I just got replacement parts from Moebius for my warped floor and ceiling soffit. They asked for pics of the messed up parts (which is valid) and charged me the exact postage to get the parts to me. They were great, and professional. I'd get in touch with them on their site, and get the parts you need.

KK


----------



## bert model maker (Feb 19, 2002)

thanks guys i will do that ! chuck edds, where was your hull wrarped ? is it curved upward at the edge ?


----------



## Moebius (Mar 15, 2007)

bert model maker said:


> now that the hulls are forced together, thats when the white mark was created and i feel a slight outward bulge. I hope the pin doesn't bust through. I can only get a store credit and this is the ONLY hobbyshop in this half of the state that carries moebius and they said they will send back all of their jupiter 2 stock before they will open them to check because they will not sell once opened they say. they said if i exchange it and find the same problem OR worse, they will discontinue all moebius products in their store, & i don't want that to happen so i need to be careful on handling this. if i keep it i will have to cement the hulls together or it WILL break the pins at some time having to be forced closed each time it is opened to view all detailing. this is like Lunar models all over again with their jupiter 2 hulls poor fit.


Nothing needs to be forced together. Sounds like there is a problem, best thing to do is contact Angela and arrange for parts replacement. If there's a lot of problems with it, send it back to us and we'll send you a new kit. This isn't a common problem. It's just a fluke from the factory. I can't imagine where any kits have been laying out in hot sun as suggested. It's even freezing down here in Florida!


----------



## Moebius (Mar 15, 2007)

bert model maker said:


> a store credit at the hobbyshp is useless to me because it will not get me a replacement jupiter 2. they must have had a return too many since they stopped ordering moebius products for now.

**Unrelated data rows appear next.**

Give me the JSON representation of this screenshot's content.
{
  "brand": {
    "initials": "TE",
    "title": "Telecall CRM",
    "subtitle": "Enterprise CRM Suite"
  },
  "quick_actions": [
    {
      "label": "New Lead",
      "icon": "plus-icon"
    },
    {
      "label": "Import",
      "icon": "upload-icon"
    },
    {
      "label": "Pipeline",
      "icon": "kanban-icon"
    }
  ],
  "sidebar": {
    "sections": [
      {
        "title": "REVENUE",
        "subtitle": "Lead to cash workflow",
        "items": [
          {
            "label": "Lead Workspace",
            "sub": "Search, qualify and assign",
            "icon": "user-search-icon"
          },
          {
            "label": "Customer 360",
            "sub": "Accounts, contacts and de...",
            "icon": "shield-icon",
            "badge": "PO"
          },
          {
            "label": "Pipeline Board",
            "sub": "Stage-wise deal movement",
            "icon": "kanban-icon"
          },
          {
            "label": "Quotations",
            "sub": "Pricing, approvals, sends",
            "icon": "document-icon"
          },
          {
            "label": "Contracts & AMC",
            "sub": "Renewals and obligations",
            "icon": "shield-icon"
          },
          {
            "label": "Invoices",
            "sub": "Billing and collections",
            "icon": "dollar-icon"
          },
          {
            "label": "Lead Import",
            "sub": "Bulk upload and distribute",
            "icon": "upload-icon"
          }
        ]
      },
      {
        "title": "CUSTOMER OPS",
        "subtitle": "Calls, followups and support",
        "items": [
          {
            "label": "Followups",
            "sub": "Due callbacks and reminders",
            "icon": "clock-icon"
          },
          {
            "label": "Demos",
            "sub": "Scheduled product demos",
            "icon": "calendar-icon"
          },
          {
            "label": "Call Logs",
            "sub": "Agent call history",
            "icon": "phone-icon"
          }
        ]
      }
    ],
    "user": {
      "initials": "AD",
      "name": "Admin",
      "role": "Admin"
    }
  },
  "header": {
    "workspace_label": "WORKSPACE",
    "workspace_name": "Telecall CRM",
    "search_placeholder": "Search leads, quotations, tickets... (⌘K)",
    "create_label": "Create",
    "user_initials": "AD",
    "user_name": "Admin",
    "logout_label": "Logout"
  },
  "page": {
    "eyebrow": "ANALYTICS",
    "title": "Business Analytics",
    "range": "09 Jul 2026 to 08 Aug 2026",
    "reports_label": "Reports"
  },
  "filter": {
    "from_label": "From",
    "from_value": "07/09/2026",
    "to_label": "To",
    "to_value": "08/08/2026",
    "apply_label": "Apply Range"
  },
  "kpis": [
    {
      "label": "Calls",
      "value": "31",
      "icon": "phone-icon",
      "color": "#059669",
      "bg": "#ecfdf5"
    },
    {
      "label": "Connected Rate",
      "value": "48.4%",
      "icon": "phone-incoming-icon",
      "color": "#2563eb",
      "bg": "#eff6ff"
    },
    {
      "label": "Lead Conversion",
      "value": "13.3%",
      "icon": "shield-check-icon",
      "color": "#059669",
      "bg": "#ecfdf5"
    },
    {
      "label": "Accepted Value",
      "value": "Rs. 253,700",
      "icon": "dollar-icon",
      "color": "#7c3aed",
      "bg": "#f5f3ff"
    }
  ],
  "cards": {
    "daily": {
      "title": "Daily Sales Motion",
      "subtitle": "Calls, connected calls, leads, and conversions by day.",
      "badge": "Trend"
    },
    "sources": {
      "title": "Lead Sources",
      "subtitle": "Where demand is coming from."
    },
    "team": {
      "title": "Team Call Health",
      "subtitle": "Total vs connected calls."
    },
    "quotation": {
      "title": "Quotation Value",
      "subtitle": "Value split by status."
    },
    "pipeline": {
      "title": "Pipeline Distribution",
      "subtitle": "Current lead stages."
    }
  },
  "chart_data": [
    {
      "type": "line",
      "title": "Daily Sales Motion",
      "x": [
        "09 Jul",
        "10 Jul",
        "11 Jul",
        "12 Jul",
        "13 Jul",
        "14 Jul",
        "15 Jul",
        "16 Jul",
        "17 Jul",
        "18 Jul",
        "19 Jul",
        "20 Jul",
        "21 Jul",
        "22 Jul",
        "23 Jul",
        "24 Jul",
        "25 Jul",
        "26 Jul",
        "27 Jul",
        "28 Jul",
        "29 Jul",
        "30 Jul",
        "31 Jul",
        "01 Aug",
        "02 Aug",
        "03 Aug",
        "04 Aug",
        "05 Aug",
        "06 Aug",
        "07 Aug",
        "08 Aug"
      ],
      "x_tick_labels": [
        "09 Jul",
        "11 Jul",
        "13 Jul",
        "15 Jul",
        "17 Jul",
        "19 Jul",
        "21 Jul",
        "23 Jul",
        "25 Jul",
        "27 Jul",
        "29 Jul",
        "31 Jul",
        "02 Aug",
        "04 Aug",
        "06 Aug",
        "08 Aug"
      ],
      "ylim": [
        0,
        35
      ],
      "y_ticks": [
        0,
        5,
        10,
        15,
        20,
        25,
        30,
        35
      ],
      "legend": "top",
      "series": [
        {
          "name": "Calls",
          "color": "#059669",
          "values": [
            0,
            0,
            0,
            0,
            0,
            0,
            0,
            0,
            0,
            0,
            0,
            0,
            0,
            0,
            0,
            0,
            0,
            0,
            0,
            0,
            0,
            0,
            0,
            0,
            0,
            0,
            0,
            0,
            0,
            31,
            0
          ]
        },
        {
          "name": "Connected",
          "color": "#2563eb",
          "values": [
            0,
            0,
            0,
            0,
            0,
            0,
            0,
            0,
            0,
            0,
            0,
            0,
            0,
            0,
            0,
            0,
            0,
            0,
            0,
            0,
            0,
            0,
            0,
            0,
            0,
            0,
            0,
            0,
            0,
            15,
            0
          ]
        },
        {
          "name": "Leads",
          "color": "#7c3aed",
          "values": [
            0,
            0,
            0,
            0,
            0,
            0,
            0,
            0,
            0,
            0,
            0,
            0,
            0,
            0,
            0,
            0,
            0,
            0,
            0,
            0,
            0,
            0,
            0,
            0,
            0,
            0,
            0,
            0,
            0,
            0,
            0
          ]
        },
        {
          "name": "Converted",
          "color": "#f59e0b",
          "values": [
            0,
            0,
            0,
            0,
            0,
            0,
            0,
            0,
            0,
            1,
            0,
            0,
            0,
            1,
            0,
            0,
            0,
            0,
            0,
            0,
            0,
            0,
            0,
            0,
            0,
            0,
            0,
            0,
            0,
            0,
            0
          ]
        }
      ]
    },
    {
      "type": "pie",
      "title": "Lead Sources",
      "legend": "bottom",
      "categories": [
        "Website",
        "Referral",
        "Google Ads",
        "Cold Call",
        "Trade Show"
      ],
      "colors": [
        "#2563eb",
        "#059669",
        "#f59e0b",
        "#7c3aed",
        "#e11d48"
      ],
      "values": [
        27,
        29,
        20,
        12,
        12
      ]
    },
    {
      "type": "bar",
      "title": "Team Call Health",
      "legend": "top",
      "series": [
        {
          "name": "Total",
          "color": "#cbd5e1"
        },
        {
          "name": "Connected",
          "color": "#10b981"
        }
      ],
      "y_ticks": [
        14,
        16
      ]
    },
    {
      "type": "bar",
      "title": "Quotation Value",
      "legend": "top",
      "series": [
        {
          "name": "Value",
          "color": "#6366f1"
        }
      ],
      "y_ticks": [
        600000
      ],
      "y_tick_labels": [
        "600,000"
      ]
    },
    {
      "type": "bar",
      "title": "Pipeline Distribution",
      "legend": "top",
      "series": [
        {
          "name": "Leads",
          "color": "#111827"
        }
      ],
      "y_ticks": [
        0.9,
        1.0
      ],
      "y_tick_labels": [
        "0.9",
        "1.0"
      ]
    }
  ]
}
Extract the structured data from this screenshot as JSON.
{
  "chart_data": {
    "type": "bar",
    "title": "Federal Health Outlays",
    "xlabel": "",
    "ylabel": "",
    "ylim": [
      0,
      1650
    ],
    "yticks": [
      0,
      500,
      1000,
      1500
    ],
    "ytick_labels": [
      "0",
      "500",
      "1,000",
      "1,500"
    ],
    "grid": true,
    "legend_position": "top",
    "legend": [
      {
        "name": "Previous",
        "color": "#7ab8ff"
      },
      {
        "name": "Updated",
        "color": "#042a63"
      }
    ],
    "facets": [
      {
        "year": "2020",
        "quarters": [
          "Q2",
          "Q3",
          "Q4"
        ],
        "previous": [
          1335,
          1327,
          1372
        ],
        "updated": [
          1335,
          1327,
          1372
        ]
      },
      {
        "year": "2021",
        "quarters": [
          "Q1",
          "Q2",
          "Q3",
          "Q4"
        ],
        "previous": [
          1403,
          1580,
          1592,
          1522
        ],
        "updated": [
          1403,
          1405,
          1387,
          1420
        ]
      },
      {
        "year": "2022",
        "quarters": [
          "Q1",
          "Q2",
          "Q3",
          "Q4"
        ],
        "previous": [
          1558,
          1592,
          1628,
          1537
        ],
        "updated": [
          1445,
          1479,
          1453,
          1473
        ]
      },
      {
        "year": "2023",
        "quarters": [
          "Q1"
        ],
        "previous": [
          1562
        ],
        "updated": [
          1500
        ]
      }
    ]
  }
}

I guess I can't stress it enough, if you have a problem, we'll replace. Too many returns? Not a single one returned through a retailer or distributor yet!


----------



## g_xii (Mar 20, 2002)

*OK folks -- this one has gone far enough! Moebius has excellent customer service, and I just spoke with Dave Metzner who has assured me it is being taken care of. *

*Let's spend a bit more time discussing model building than one damaged kit, ok?*

*I've deleted all the extra threads and suggestions, and I'm simply leaving the remainder as a footnote as to what to do if you have a defective part. *

*Thanks to all who contributed to the thread, and no insult or censorship is intended here -- it was just going too far out into left field!*

*Thanks,*

*--Henry*


----------